Pickering also stressed that UK businesses “lack confidence, not opportunity” as weakness in business investment cannot be attributed to concrete factors such as difficulties in funding capital spending or a lack of viable technology to support production processes.
“Non-financial corporations sit on deposits amounting to about 23% of annual GDP. Leverage of non-financial corporations is also low. At around 75% of GDP at the end of 2022, debt is at the level of the late 1990s, well below the GFC peak of 103% in 2009 and well below the current Eurozone level of 145%,” he stressed.
“With its paltry productivity performance in the post-GFC era – output per worker grew by just 5.5% between Q2 2008 and Q3 2022 – the UK is desperate for a major replenishment of its capital stock.”

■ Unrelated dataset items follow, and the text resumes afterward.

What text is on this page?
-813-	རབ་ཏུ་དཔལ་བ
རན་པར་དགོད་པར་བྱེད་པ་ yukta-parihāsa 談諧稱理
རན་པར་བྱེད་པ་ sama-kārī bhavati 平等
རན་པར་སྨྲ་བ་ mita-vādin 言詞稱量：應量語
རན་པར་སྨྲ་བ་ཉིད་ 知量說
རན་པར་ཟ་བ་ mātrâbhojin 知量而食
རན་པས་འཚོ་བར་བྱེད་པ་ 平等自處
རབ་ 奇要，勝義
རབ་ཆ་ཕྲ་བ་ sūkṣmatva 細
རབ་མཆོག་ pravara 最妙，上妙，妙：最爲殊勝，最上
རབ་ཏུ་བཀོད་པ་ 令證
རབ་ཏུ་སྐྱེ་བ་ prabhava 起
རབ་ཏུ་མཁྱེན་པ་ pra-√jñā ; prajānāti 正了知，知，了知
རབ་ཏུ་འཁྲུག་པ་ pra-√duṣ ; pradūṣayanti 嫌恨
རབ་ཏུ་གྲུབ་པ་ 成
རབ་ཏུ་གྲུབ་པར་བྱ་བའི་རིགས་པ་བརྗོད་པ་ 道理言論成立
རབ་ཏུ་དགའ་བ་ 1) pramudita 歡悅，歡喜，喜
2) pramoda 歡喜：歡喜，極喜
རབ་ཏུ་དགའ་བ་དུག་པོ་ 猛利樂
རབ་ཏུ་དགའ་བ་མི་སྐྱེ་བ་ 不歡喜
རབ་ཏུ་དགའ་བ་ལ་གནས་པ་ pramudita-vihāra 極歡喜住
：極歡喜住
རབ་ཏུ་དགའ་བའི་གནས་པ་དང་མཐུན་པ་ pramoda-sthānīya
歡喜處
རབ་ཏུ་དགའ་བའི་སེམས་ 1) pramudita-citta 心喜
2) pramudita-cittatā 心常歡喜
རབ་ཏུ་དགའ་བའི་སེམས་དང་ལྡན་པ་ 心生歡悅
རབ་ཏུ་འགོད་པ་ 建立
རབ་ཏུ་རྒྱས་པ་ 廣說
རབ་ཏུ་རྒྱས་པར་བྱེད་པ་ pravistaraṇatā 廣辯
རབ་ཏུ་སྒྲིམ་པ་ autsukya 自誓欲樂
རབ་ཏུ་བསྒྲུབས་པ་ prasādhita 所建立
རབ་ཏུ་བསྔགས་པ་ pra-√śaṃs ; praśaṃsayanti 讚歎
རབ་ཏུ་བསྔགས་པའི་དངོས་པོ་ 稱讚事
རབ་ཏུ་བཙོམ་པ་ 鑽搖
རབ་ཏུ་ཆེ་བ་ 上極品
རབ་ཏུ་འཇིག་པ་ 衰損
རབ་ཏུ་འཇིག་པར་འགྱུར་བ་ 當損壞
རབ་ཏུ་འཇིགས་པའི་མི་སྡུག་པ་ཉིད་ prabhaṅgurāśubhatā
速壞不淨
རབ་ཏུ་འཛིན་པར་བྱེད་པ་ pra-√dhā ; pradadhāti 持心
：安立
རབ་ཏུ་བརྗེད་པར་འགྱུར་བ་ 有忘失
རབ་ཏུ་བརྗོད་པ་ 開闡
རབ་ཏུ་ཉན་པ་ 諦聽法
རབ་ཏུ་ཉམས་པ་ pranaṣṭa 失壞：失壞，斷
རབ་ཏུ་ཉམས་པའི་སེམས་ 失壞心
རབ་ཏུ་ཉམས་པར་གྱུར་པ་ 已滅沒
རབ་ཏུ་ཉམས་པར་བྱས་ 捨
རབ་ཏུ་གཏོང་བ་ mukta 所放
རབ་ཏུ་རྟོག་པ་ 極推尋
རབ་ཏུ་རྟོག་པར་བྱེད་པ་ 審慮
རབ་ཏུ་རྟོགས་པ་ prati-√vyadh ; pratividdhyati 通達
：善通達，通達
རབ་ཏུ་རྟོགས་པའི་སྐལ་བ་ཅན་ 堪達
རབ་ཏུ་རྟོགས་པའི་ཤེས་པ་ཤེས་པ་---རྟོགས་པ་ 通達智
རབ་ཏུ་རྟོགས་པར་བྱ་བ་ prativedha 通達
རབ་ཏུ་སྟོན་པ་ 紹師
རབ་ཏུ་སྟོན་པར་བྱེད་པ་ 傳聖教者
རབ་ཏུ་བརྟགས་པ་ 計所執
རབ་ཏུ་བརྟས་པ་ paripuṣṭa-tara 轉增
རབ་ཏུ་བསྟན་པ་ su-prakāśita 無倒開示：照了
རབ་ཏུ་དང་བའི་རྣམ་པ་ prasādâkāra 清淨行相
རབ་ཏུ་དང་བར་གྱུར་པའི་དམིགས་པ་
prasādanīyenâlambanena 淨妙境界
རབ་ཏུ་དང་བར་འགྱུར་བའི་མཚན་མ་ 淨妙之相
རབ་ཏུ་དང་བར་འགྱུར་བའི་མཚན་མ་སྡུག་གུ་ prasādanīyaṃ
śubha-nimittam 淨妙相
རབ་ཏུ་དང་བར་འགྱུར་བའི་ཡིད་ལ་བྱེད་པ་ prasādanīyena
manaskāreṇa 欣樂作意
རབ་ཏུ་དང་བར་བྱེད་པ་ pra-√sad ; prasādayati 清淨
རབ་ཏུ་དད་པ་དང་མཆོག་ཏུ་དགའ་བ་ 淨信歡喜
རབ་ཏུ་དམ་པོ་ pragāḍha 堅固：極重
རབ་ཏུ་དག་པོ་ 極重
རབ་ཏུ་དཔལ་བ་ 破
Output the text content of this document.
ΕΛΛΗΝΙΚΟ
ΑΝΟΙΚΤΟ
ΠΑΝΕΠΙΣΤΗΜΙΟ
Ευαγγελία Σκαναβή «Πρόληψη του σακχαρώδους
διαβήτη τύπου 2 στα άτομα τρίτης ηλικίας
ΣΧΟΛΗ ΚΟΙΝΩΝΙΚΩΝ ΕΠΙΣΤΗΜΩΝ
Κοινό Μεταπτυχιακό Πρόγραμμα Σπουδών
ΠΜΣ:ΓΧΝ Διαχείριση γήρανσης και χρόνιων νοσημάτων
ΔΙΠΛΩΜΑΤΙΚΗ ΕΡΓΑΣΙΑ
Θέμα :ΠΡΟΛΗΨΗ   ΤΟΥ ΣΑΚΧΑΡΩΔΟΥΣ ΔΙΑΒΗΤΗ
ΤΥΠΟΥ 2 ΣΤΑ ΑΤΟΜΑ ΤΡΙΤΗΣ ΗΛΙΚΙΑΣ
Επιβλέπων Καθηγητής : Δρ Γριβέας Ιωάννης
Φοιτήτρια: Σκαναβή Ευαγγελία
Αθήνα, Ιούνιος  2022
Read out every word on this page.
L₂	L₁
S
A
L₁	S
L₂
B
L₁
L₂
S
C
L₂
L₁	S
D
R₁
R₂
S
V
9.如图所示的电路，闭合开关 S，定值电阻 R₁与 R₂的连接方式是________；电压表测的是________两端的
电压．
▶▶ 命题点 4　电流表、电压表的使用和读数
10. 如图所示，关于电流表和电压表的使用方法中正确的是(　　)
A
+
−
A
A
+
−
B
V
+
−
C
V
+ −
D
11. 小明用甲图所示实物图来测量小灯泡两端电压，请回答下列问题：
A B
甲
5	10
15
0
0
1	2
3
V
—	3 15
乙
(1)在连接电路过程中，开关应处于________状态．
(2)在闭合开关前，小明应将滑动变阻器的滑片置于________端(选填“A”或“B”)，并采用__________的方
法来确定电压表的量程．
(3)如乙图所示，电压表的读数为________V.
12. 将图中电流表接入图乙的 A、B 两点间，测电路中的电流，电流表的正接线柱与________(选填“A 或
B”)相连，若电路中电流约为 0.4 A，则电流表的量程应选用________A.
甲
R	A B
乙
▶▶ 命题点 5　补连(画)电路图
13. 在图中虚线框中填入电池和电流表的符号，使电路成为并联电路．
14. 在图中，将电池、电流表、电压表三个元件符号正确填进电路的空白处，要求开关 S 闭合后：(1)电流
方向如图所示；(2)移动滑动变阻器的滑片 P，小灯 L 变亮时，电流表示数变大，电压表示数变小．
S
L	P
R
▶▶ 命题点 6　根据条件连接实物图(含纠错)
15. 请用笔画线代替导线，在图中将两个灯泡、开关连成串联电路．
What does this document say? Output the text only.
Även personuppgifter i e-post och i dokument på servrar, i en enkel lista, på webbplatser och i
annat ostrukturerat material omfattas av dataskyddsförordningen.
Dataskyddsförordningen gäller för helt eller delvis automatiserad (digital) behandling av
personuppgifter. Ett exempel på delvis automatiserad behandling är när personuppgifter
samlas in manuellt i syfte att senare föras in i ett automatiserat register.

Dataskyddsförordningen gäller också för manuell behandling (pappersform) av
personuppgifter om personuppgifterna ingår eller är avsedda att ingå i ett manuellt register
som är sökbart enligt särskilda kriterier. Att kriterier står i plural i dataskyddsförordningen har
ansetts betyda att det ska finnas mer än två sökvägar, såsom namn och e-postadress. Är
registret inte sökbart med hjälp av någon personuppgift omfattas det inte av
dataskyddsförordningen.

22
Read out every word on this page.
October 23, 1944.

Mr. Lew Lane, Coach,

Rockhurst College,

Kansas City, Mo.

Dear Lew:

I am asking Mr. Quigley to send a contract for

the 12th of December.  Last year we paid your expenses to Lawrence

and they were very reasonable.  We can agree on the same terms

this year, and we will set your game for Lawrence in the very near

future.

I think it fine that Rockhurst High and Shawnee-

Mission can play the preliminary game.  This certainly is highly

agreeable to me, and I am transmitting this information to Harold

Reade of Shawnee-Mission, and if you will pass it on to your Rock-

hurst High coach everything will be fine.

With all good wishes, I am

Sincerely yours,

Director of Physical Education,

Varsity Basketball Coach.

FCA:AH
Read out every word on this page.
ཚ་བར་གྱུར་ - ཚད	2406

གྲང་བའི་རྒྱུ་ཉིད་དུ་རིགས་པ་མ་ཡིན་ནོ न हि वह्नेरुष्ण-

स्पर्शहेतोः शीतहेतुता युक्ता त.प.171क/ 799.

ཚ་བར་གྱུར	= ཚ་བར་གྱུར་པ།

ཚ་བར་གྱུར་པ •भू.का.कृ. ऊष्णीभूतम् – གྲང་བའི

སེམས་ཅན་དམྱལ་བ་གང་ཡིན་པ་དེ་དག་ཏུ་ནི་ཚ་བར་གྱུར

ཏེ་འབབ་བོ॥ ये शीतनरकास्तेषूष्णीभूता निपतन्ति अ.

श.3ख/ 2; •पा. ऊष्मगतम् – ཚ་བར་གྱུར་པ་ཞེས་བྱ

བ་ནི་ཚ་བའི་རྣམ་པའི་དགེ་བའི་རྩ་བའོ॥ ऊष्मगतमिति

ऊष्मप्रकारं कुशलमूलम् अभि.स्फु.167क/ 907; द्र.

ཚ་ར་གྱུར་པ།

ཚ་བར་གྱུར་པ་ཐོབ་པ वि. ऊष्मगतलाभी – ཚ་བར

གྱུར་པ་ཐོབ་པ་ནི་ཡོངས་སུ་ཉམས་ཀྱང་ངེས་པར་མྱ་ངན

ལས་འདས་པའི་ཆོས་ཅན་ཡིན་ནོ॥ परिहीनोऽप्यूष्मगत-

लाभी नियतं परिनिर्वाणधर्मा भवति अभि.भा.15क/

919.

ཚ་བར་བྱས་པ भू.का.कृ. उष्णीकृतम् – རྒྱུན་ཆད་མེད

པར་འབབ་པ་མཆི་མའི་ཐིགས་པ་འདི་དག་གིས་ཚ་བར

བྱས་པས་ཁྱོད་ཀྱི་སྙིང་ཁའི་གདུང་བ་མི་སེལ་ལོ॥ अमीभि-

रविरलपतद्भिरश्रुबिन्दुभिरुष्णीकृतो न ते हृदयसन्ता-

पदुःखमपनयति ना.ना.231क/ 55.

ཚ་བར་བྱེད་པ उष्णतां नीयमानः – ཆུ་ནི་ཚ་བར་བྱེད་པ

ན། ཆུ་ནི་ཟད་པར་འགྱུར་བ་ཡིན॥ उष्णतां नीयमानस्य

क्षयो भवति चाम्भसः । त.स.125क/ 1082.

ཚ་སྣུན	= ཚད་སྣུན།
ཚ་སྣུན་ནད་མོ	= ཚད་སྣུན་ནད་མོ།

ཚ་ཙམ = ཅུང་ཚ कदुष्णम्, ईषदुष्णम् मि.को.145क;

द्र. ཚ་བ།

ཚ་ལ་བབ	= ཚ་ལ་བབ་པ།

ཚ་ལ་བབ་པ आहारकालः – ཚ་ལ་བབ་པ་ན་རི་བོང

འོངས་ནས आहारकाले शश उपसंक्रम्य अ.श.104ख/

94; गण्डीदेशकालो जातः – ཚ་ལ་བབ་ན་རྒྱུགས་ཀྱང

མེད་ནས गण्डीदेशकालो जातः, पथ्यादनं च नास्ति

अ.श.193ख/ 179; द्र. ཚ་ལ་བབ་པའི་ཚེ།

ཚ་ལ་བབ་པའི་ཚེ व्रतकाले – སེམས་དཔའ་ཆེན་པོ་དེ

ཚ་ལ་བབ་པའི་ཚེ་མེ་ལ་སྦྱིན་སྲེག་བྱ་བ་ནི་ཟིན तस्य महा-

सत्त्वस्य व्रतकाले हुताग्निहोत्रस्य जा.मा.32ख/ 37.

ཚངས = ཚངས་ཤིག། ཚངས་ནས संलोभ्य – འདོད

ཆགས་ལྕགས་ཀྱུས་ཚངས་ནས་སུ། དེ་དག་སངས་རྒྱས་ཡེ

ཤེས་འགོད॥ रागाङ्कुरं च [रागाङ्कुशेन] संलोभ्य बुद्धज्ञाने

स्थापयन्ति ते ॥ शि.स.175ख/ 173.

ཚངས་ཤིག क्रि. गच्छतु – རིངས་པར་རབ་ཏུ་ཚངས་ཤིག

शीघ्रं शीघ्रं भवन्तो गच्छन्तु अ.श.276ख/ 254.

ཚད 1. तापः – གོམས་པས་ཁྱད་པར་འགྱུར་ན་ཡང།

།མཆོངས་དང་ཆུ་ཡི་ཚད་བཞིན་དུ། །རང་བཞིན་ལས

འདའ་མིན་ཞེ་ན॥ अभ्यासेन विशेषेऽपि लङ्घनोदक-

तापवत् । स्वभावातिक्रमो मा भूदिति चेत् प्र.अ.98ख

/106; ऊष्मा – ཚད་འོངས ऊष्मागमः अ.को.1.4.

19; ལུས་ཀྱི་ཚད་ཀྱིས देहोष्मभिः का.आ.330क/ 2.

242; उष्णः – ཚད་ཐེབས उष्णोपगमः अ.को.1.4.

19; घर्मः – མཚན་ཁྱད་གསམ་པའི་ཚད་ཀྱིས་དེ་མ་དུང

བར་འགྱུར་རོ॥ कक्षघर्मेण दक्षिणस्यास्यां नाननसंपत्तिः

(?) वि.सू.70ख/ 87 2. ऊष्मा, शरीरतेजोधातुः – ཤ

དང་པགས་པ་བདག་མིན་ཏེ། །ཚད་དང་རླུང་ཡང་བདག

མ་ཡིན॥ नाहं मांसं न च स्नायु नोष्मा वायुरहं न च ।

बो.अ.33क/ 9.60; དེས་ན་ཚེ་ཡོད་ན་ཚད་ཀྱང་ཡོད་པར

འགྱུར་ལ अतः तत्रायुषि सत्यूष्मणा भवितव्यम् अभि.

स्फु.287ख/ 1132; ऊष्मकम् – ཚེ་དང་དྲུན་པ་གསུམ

In the six years of “noise and chaos” since the Brexit vote, the diminishing risk of a trade standoff with the EU should bring comfort to British businesses and financial markets, and Pickering hinted that better times are ahead.
“It is normal for politics to go wrong from time to time and for the economy to suffer. Prior to Britain’s recent wobble, this last happened in the 1970s, but when things got going again in the early 1980s, economic performance improved rapidly,” he said.
“With any luck, the worst political uncertainty that has held back corporate investment since the Brexit vote is coming to an end.”
With business investment accounting for around 10% of UK GDP, a rebound to pre-Brexit growth rates of around 5.5% could add between 5 and 6 percentage points to annual GDP growth over the next few years, Berenberg predicts.
“Is that doable? For a while yes With ongoing labor shortages and a host of global supply shortages, UK companies urgently need to increase domestic capacity to meet growing demand,” said Pickering.
“A period of quieter politics in the coming years may provide them with a suitable backdrop.”